For now, though, E Lab's most important product is its philosophy for exploring what makes great products. "Too many features can kill a product," warns Robinson. "You don't have to match a competitor feature for feature. You have to give customers what they want. We're trying to help companies go beyond what's possible or what's 'cool' to what resonates with people's needs."

Bruce G. Posner (fair26@aol.com) is an editor and writer living in Cambridge, Massachusetts. He has served on the staffs of "Harvard Business Review" and "Inc."

Sidebar: The Telestrator

E Lab uses a tool dubbed the "Madden Board," after the boisterous football commentator, to examine video footage from multiple points of view. As videotape plays on a giant screen, up to six people, each armed with a telestrator and an electronic pen with different-colored "ink," can highlight important events, diagram how people move around and make decisions, and carefully annotate the tape.

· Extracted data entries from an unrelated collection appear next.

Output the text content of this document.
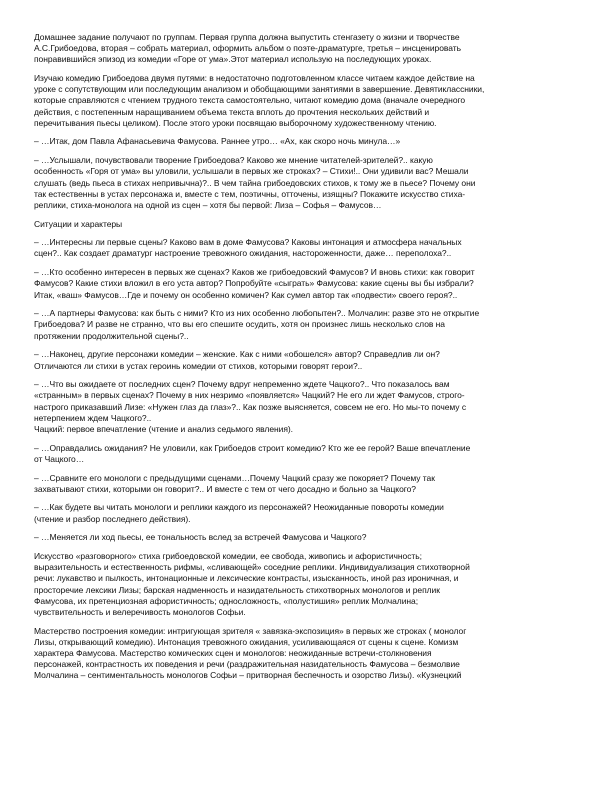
Домашнее задание получают по группам. Первая группа должна выпустить стенгазету о жизни и творчестве
А.С.Грибоедова, вторая – собрать материал, оформить альбом о поэте-драматурге, третья – инсценировать
понравившийся эпизод из комедии «Горе от ума».Этот материал использую на последующих уроках.

Изучаю комедию Грибоедова двумя путями: в недостаточно подготовленном классе читаем каждое действие на
уроке с сопутствующим или последующим анализом и обобщающими занятиями в завершение. Девятиклассники,
которые справляются с чтением трудного текста самостоятельно, читают комедию дома (вначале очередного
действия, с постепенным наращиванием объема текста вплоть до прочтения нескольких действий и
перечитывания пьесы целиком). После этого уроки посвящаю выборочному художественному чтению.

– …Итак, дом Павла Афанасьевича Фамусова. Раннее утро… «Ах, как скоро ночь минула…»

– …Услышали, почувствовали творение Грибоедова? Каково же мнение читателей-зрителей?.. какую
особенность «Горя от ума» вы уловили, услышали в первых же строках? – Стихи!.. Они удивили вас? Мешали
слушать (ведь пьеса в стихах непривычна)?.. В чем тайна грибоедовских стихов, к тому же в пьесе? Почему они
так естественны в устах персонажа и, вместе с тем, поэтичны, отточены, изящны? Покажите искусство стиха-
реплики, стиха-монолога на одной из сцен – хотя бы первой: Лиза – Софья – Фамусов…

Ситуации и характеры

– …Интересны ли первые сцены? Каково вам в доме Фамусова? Каковы интонация и атмосфера начальных
сцен?.. Как создает драматург настроение тревожного ожидания, настороженности, даже… переполоха?..

– …Кто особенно интересен в первых же сценах? Каков же грибоедовский Фамусов? И вновь стихи: как говорит
Фамусов? Какие стихи вложил в его уста автор? Попробуйте «сыграть» Фамусова: какие сцены вы бы избрали?
Итак, «ваш» Фамусов…Где и почему он особенно комичен? Как сумел автор так «подвести» своего героя?..

– …А партнеры Фамусова: как быть с ними? Кто из них особенно любопытен?.. Молчалин: разве это не открытие
Грибоедова? И разве не странно, что вы его спешите осудить, хотя он произнес лишь несколько слов на
протяжении продолжительной сцены?..

– …Наконец, другие персонажи комедии – женские. Как с ними «обошелся» автор? Справедлив ли он?
Отличаются ли стихи в устах героинь комедии от стихов, которыми говорят герои?..

– …Что вы ожидаете от последних сцен? Почему вдруг непременно ждете Чацкого?.. Что показалось вам
«странным» в первых сценах? Почему в них незримо «появляется» Чацкий? Не его ли ждет Фамусов, строго-
настрого приказавший Лизе: «Нужен глаз да глаз»?.. Как позже выясняется, совсем не его. Но мы-то почему с
нетерпением ждем Чацкого?..

Чацкий: первое впечатление (чтение и анализ седьмого явления).

– …Оправдались ожидания? Не уловили, как Грибоедов строит комедию? Кто же ее герой? Ваше впечатление
от Чацкого…

– …Сравните его монологи с предыдущими сценами…Почему Чацкий сразу же покоряет? Почему так
захватывают стихи, которыми он говорит?.. И вместе с тем от чего досадно и больно за Чацкого?

– …Как будете вы читать монологи и реплики каждого из персонажей? Неожиданные повороты комедии
(чтение и разбор последнего действия).

– …Меняется ли ход пьесы, ее тональность вслед за встречей Фамусова и Чацкого?

Искусство «разговорного» стиха грибоедовской комедии, ее свобода, живопись и афористичность;
выразительность и естественность рифмы, «сливающей» соседние реплики. Индивидуализация стихотворной
речи: лукавство и пылкость, интонационные и лексические контрасты, изысканность, иной раз ироничная, и
просторечие лексики Лизы; барская надменность и назидательность стихотворных монологов и реплик
Фамусова, их претенциозная афористичность; односложность, «полустишия» реплик Молчалина;
чувствительность и велеречивость монологов Софьи.

Мастерство построения комедии: интригующая зрителя « завязка-экспозиция» в первых же строках ( монолог
Лизы, открывающий комедию). Интонация тревожного ожидания, усиливающаяся от сцены к сцене. Комизм
характера Фамусова. Мастерство комических сцен и монологов: неожиданные встречи-столкновения
персонажей, контрастность их поведения и речи (раздражительная назидательность Фамусова – безмолвие
Молчалина – сентиментальность монологов Софьи – притворная беспечность и озорство Лизы). «Кузнецкий
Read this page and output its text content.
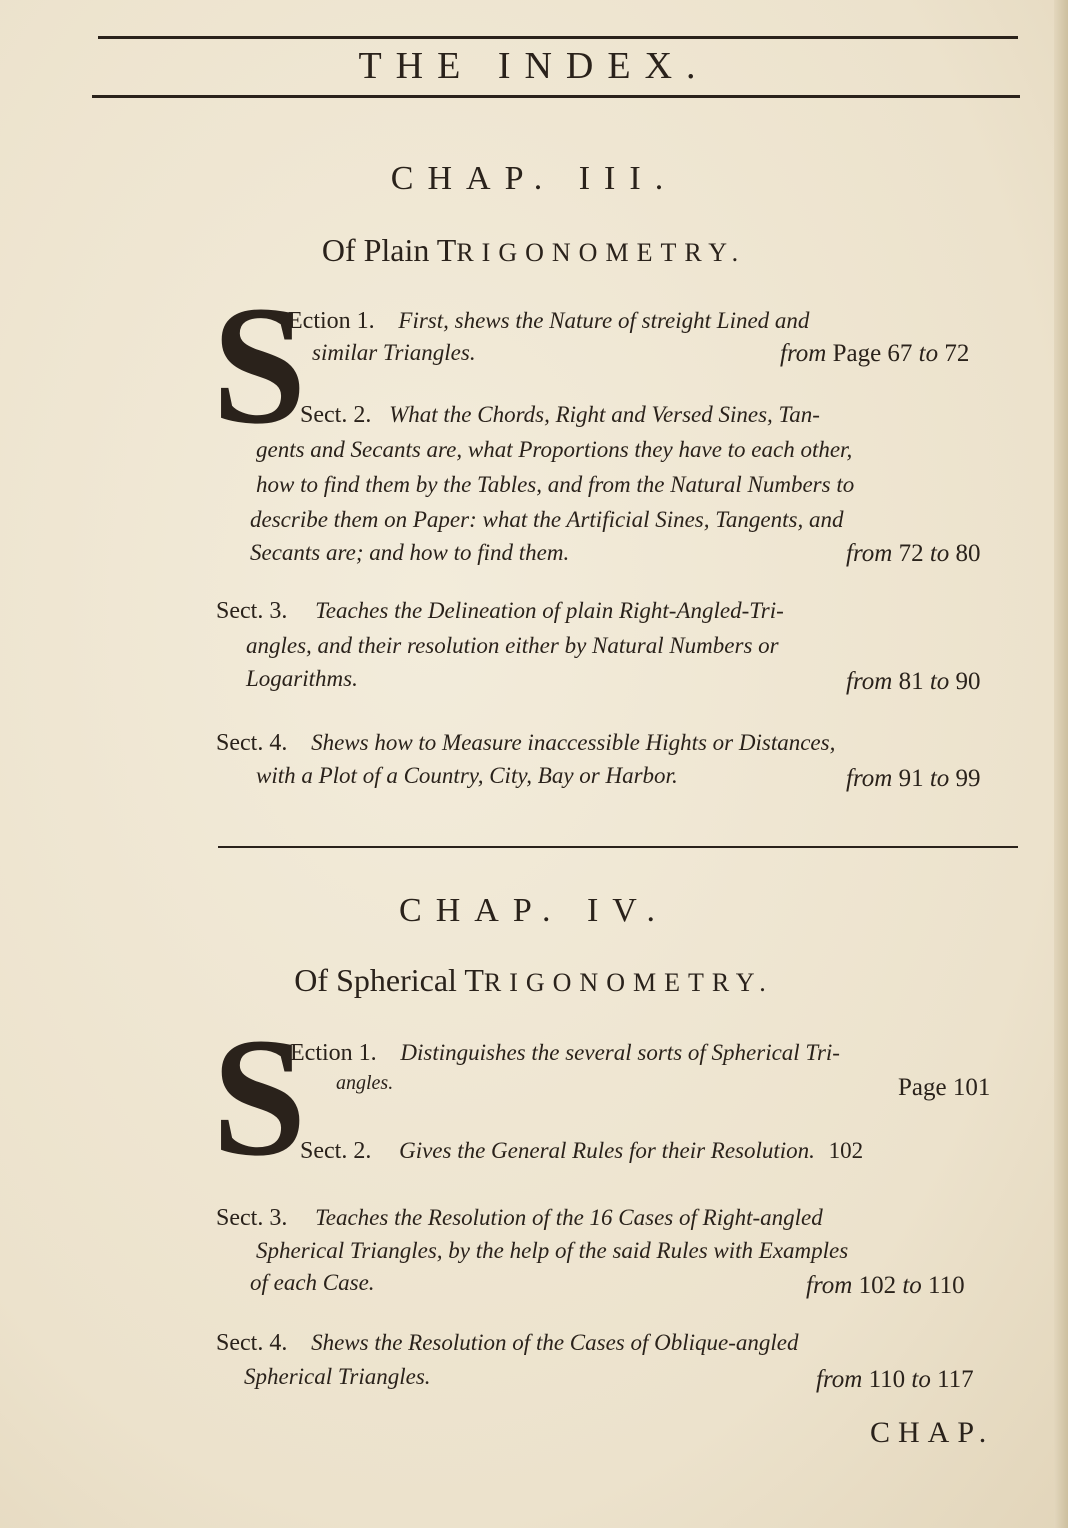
THE INDEX.
CHAP. III.
Of Plain TRIGONOMETRY.
S
Ection 1. First, shews the Nature of streight Lined and
similar Triangles.	from Page 67 to 72
Sect. 2. What the Chords, Right and Versed Sines, Tan-
gents and Secants are, what Proportions they have to each other,
how to find them by the Tables, and from the Natural Numbers to
describe them on Paper: what the Artificial Sines, Tangents, and
Secants are; and how to find them.	from 72 to 80
Sect. 3. Teaches the Delineation of plain Right-Angled-Tri-
angles, and their resolution either by Natural Numbers or
Logarithms.	from 81 to 90
Sect. 4. Shews how to Measure inaccessible Hights or Distances,
with a Plot of a Country, City, Bay or Harbor.	from 91 to 99
CHAP. IV.
Of Spherical TRIGONOMETRY.
S
Ection 1. Distinguishes the several sorts of Spherical Tri-
angles.	Page 101
Sect. 2. Gives the General Rules for their Resolution. 102
Sect. 3. Teaches the Resolution of the 16 Cases of Right-angled
Spherical Triangles, by the help of the said Rules with Examples
of each Case.	from 102 to 110
Sect. 4. Shews the Resolution of the Cases of Oblique-angled
Spherical Triangles.	from 110 to 117
CHAP.
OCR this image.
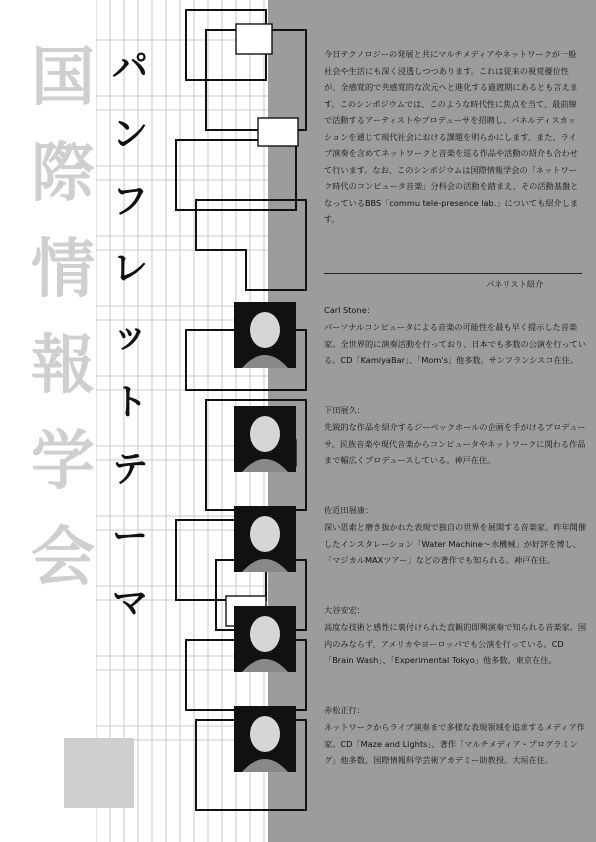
国
際
情
報
学
会
パ
ン
フ
レ
ッ
ト
テ
ー
マ

今日テクノロジーの発展と共にマルチメディアやネットワークが一般社会や生活にも深く浸透しつつあります。これは従来の視覚優位性が、全感覚的で共感覚的な次元へと進化する過渡期にあるとも言えます。このシンポジウムでは、このような時代性に焦点を当て、最前線で活動するアーティストやプロデューサを招聘し、パネルディスカッションを通じて現代社会における課題を明らかにします。また、ライブ演奏を含めてネットワークと音楽を巡る作品や活動の紹介も合わせて行います。なお、このシンポジウムは国際情報学会の「ネットワーク時代のコンピュータ音楽」分科会の活動を踏まえ、その活動基盤となっているBBS「commu tele-presence lab.」についても紹介します。

パネリスト紹介
Carl Stone：

パーソナルコンピュータによる音楽の可能性を最も早く提示した音楽家。全世界的に演奏活動を行っており、日本でも多数の公演を行っている。CD「KamiyaBar」、「Mom's」他多数。サンフランシスコ在住。

下田展久：

先鋭的な作品を紹介するジーベックホールの企画を手がけるプロデューサ。民族音楽や現代音楽からコンピュータやネットワークに関わる作品まで幅広くプロデュースしている。神戸在住。

佐近田展康：

深い思索と磨き抜かれた表現で独自の世界を展開する音楽家。昨年開催したインスタレーション「Water Machine〜水機械」が好評を博し、「マジカルMAXツアー」などの著作でも知られる。神戸在住。

大谷安宏：

高度な技術と感性に裏付けられた直観的即興演奏で知られる音楽家。国内のみならず、アメリカやヨーロッパでも公演を行っている。CD「Brain Wash」、「Experimental Tokyo」他多数。東京在住。

赤松正行：

ネットワークからライブ演奏まで多様な表現領域を追求するメディア作家。CD「Maze and Lights」、著作「マルチメディア・プログラミング」他多数。国際情報科学芸術アカデミー助教授。大垣在住。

Sidebar: Disposable Cameras

What's in your backpack? To gather data about how junior-high-school students stay in touch with their families and keep track of important information, E Lab sent disposable cameras -- along with $100 per person -- to a group of young people. The kids agreed to photograph the contents of their backpacks as well as all the places in their homes where family members post notices and schedules : the refrigerator door, bulletin boards, the kitchen table.

Sidebar: Video Software

Home-grown software called CAVEAT allows researchers to index video images by activity, environment, type of interaction, and user experience. For example, E Lab studied a new line of Hallmark gift stores to determine why customers weren't buying more products. After analyzing 400 hours of videotape, E Lab concluded that the layout was confusing shoppers. The patterns of confusion became so evident that E Lab researchers could watch video of prospective customers entering the store and predict with uncanny accuracy where they would freeze up and walk away.

Sidebar: Beeper Studies

University of Chicago researchers used beepers to study mood swings among teenagers. E Lab used them to research home entertainment. "We were looking for data about interactions with music," says John Cain. "When and where do people use it? You can't put enough video cameras in enough places to get that kind of information."

Sidebar: Guerrilla Video

Sometimes the most compelling insights come from the least structured research. Early in most projects, E Lab sends ethnographers to record "guerrilla video" -- handheld taping in a wide range of public settings to frame an initial set of questions. One exercise in guerrilla video documented how often kids, rather than their parents, pushed baby strollers -- a finding with obvious implications for product design.